Rappelons encore, en ce qui concerne le rôle économique joué au moyen âge par les premières corporations, celles des Nautes qui, grâce à la Seine et à la situation de Paris dont nous avons parlé, alimentaient considérablement cette ville, acquéraient de ce fait, des privilèges importants et exerçaient une influence politique de premier plan, et toutes les autres corporations des métiers essentiels de la ville s'ajoutaient à celles des « navigateurs » et augmentaient progressivement la puissance de la capitale.

De tout temps, nous trouverons le même processus d'évolution : que ce soit en Europe, en Amérique du Nord et en Amérique du Sud. Nous l'avons déjà souligné. Il y eut la route des métaux, des épices, de l'alimentation, céréales, poissons, des centres d'échanges.

La voie internationale va compléter la voie nationale, laquelle complète la voie régionale, mais la formation des cités sur ces voies est de même caractère.

« L'Étranger », cette appellation prise dans un sens général, va contribuer au développement de la ville. Si, en dehors des exemples relatifs à l'antiquité cités plus haut, la ville ou la commune s'étaient repliées sur elles-mêmes, sans aucune extériorisation, et surtout sans apport de l'étranger, elles seraient rapidement mortes, sans vie politique.

Le faubourg de la Ville, cette fraction de territoire qui est maintenant, en général, à proximité de la gare, est un débordement de la cité d'antan : ce faubourg n'a, souvent, aucun pittoresque, c'est l'extension de notre Ville créée par l'élément extérieur, c'est le commerce qui est venu là par nécessité, c'est, dans certains, le centre d'affaires immédiat.

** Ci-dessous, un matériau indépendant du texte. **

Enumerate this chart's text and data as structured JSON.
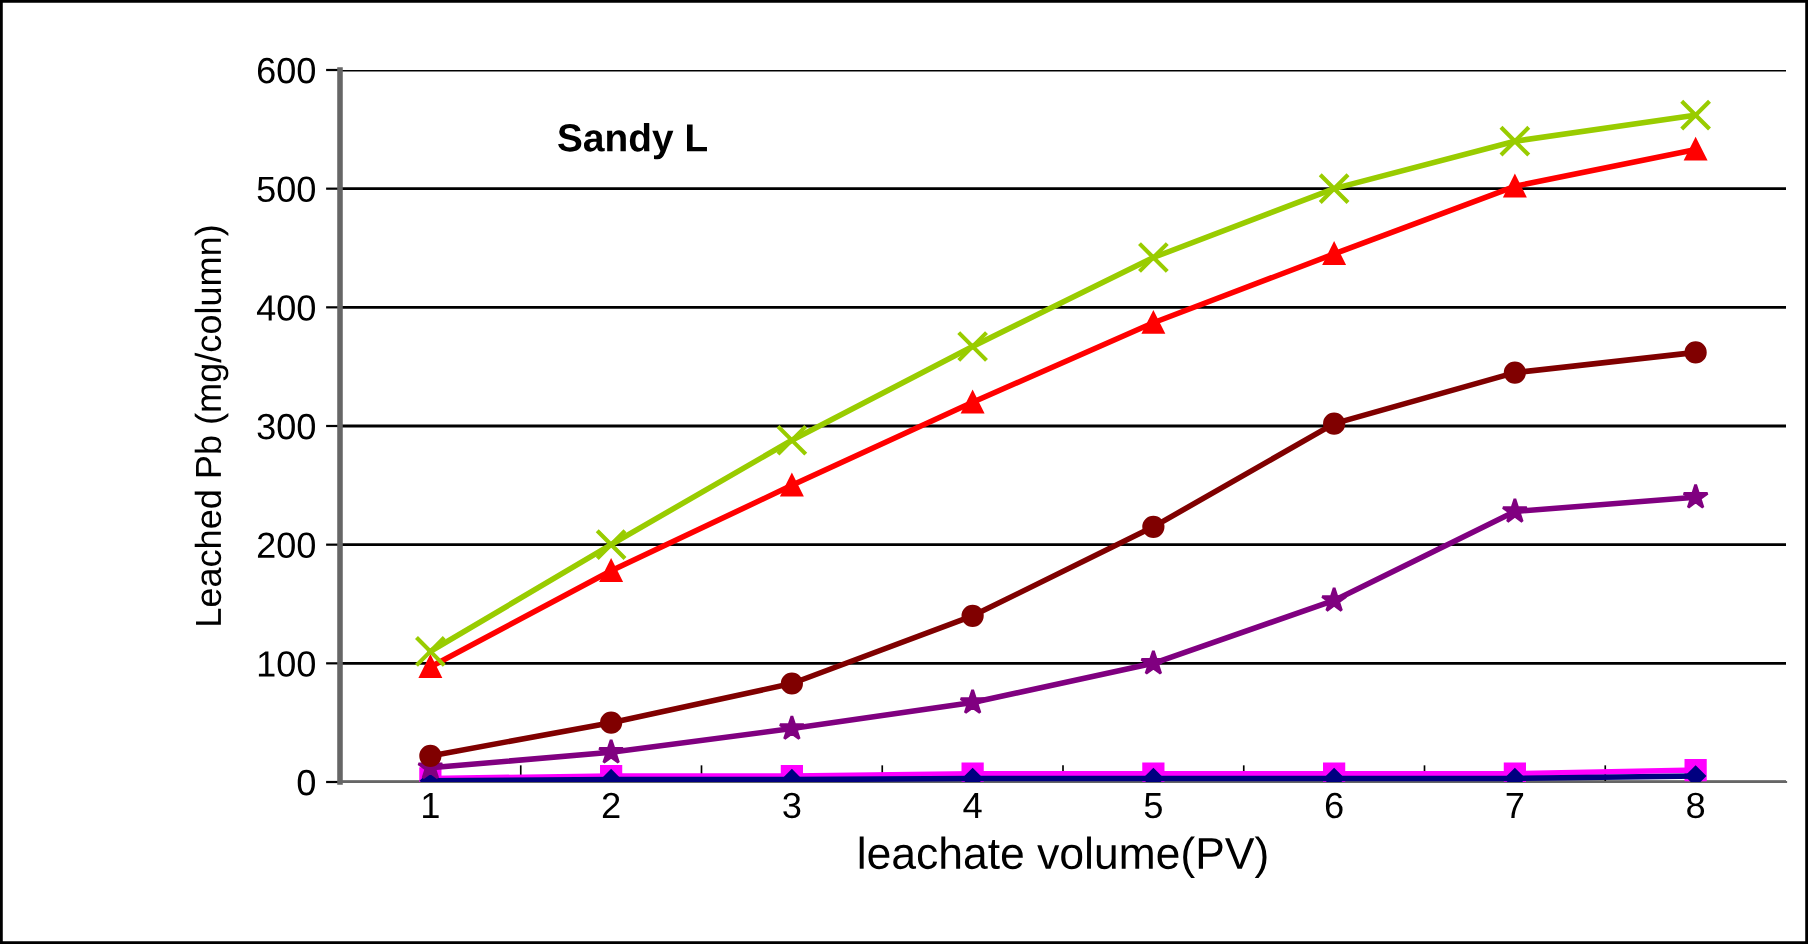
{
  "chart_data": {
    "type": "line",
    "title": "Sandy L",
    "xlabel": "leachate volume(PV)",
    "ylabel": "Leached Pb (mg/column)",
    "categories": [
      "1",
      "2",
      "3",
      "4",
      "5",
      "6",
      "7",
      "8"
    ],
    "series": [
      {
        "color": "#99cc00",
        "marker": "cross",
        "values": [
          110,
          200,
          288,
          367,
          442,
          500,
          540,
          562
        ]
      },
      {
        "color": "#ff0000",
        "marker": "triangle",
        "values": [
          97,
          178,
          250,
          320,
          387,
          445,
          502,
          533
        ]
      },
      {
        "color": "#800000",
        "marker": "circle",
        "values": [
          22,
          50,
          83,
          140,
          215,
          302,
          345,
          362
        ]
      },
      {
        "color": "#800080",
        "marker": "star",
        "values": [
          12,
          25,
          45,
          67,
          100,
          153,
          228,
          240
        ]
      },
      {
        "color": "#000080",
        "marker": "diamond",
        "values": [
          1,
          2,
          2,
          3,
          3,
          3,
          3,
          5
        ]
      },
      {
        "color": "#ff00ff",
        "marker": "square",
        "values": [
          3,
          5,
          5,
          7,
          7,
          7,
          7,
          10
        ]
      }
    ],
    "ylim": [
      0,
      600
    ],
    "yticks": [
      0,
      100,
      200,
      300,
      400,
      500,
      600
    ],
    "grid": "y",
    "legend": false
  }
}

Il fut un temps où, en France, les fortifications constituaient une protection limitée et qui paraissait être définitive, mais les nécessités de développement infiniment plus impérieuses que la volonté des hommes, obligèrent ceux-ci à déborder le cadre des murailles imposantes et à créer « le faubourg », et cela malgré les ordonnances royales : la Ville s'affirmait ainsi, en dépit du Roi et du Prévôt. Considérons à quel point l'apport étranger a joué, du point de vue économique et intellectuel. L'invention de l'imprimerie, au XVIème siècle, eut sur la Ville de Lyon, par exemple, une influence considérable. Nous constatons, dans l'ensemble, que la Ville s'est développée surtout sous l'impulsion des éléments d'ordre matériel et intellectuel extérieurs.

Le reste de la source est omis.